From: "Meredith L(dot) Patterson" <mlp(at)thesmartpolitenerd(dot)com>
To: pgsql-hackers(at)postgresql(dot)org
Subject: Re: Google's Summer of Code ...
Date: 2005-06-01 22:08:12
Message-ID: (view raw, whole thread or download thread mbox)
Lists: pgsql-hackers
Simon Riggs wrote:
> Is it possible that you could put sufficient of the application into
> PostgreSQL to genericise some features? Stonebraker's Third Wave was
> *all* about putting data intensive operations closer to where the data
> is stored/accessed.

And just like that, a lightbulb goes off in my head.

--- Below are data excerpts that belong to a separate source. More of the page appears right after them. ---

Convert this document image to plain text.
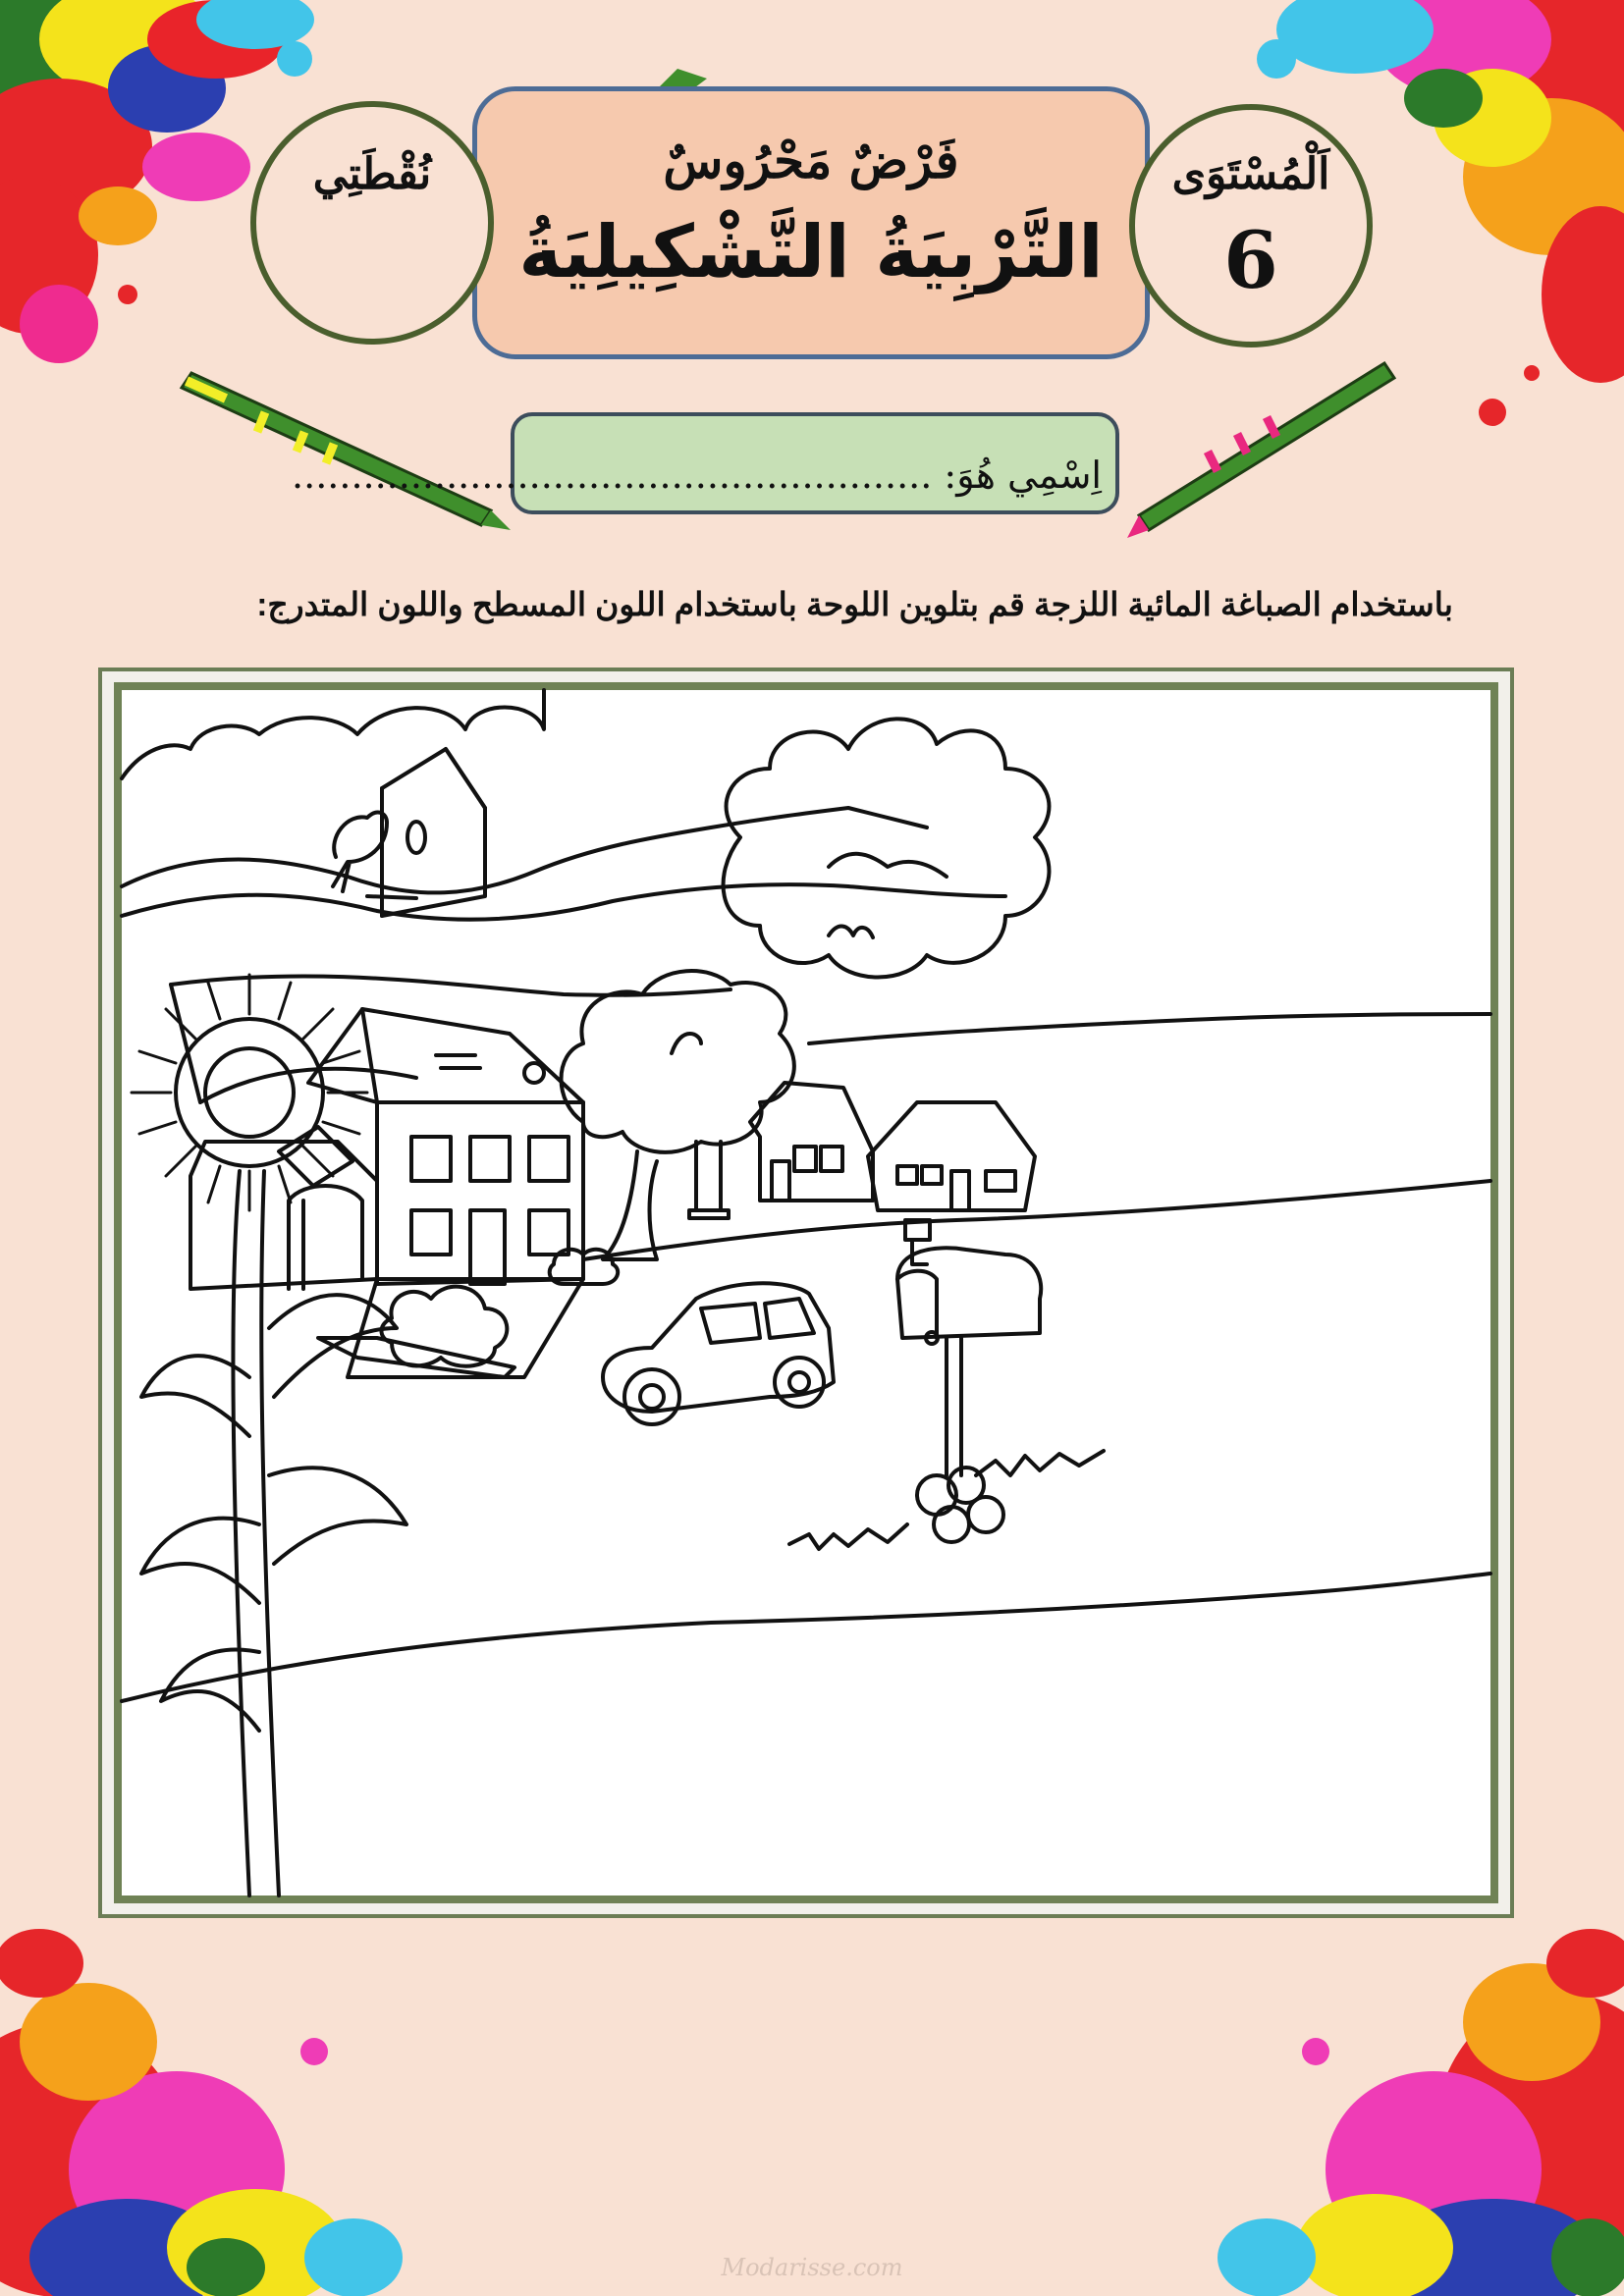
فَرْضٌ مَحْرُوسٌ
التَّرْبِيَةُ التَّشْكِيلِيَةُ
نُقْطَتِي	اَلْمُسْتَوَى
6
اِسْمِي هُوَ: ......................................................
باستخدام الصباغة المائية اللزجة قم بتلوين اللوحة باستخدام اللون المسطح واللون المتدرج:
Modarisse.com
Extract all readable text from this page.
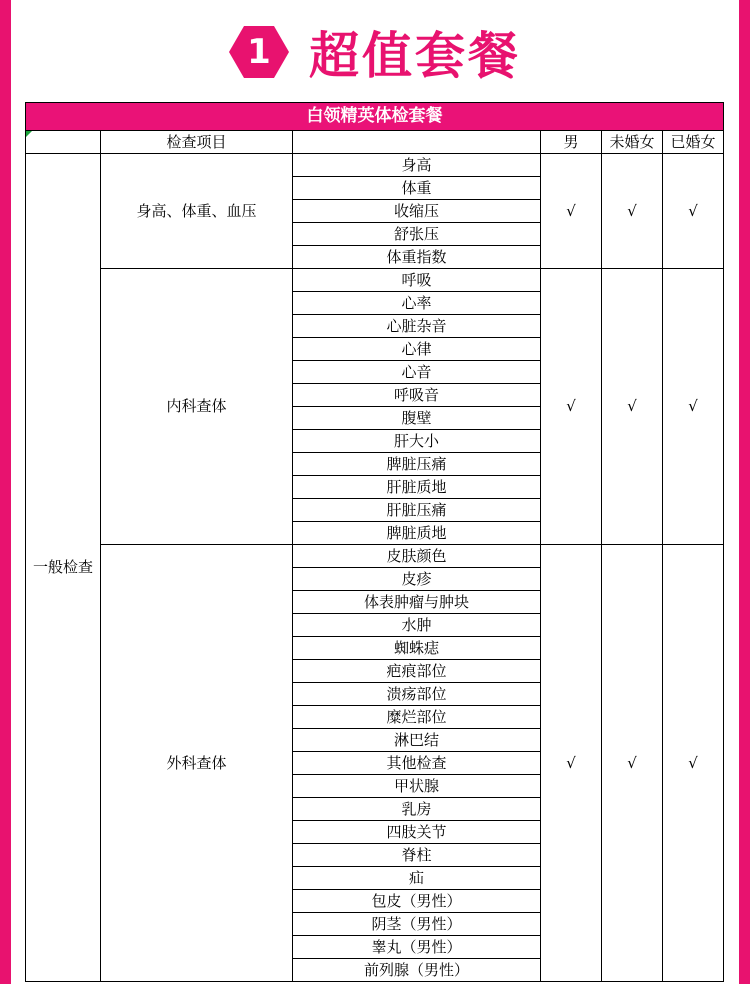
1 超值套餐
白领精英体检套餐					
	检查项目		男	未婚女	已婚女
一般检查	身高、体重、血压	身高	√	√	√
		体重			
		收缩压			
		舒张压			
		体重指数			
	内科查体	呼吸	√	√	√
		心率			
		心脏杂音			
		心律			
		心音			
		呼吸音			
		腹壁			
		肝大小			
		脾脏压痛			
		肝脏质地			
		肝脏压痛			
		脾脏质地			
	外科查体	皮肤颜色	√	√	√
		皮疹			
		体表肿瘤与肿块			
		水肿			
		蜘蛛痣			
		疤痕部位			
		溃疡部位			
		糜烂部位			
		淋巴结			
		其他检查			
		甲状腺			
		乳房			
		四肢关节			
		脊柱			
		疝			
		包皮（男性）			
		阴茎（男性）			
		睾丸（男性）			
		前列腺（男性）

I'd been reluctant to push the training step inside the engine, because
I couldn't come up with a good way of doing it, but now it seems so
obvious. A ranking support vector machine takes as input a series of
partial orders -- think of it as several "buckets" into which data items
are thrown. Or, if you will, a list of lists of unique identifiers. And
that would be *easy* to pass as part of a query string. I'm envisioning
a syntax like:

ORDER BY SVM linear KEY foo ((1, 2, 3), (4, 5), (6, 7, 8), (9))

So this would be a partial ordering where each number is the key (PK is
column 'foo') of some tuple in a table, and 1, 2, 3 > 4, 5 > 6, 7, 8 > 9
 in terms of the user's preference.

Use that (much more human-readable than I had originally envisioned)
input to learn the actual ranking function inside the database, apply
that ranking to the results, and boom -- an ORDER BY clause extrapolated
directly from a partial ranking, with no pesky outside-the-database
learning step.

(Nonlinear kernels have some additional parameters, and tuning them can
be something of a black art, but the syntax can be extended to let
people specify them. Default values would also be necessary.)

I'll continue to think on this, but already this approach strikes me as
a lot more useful to the average user. Thanks, Simon!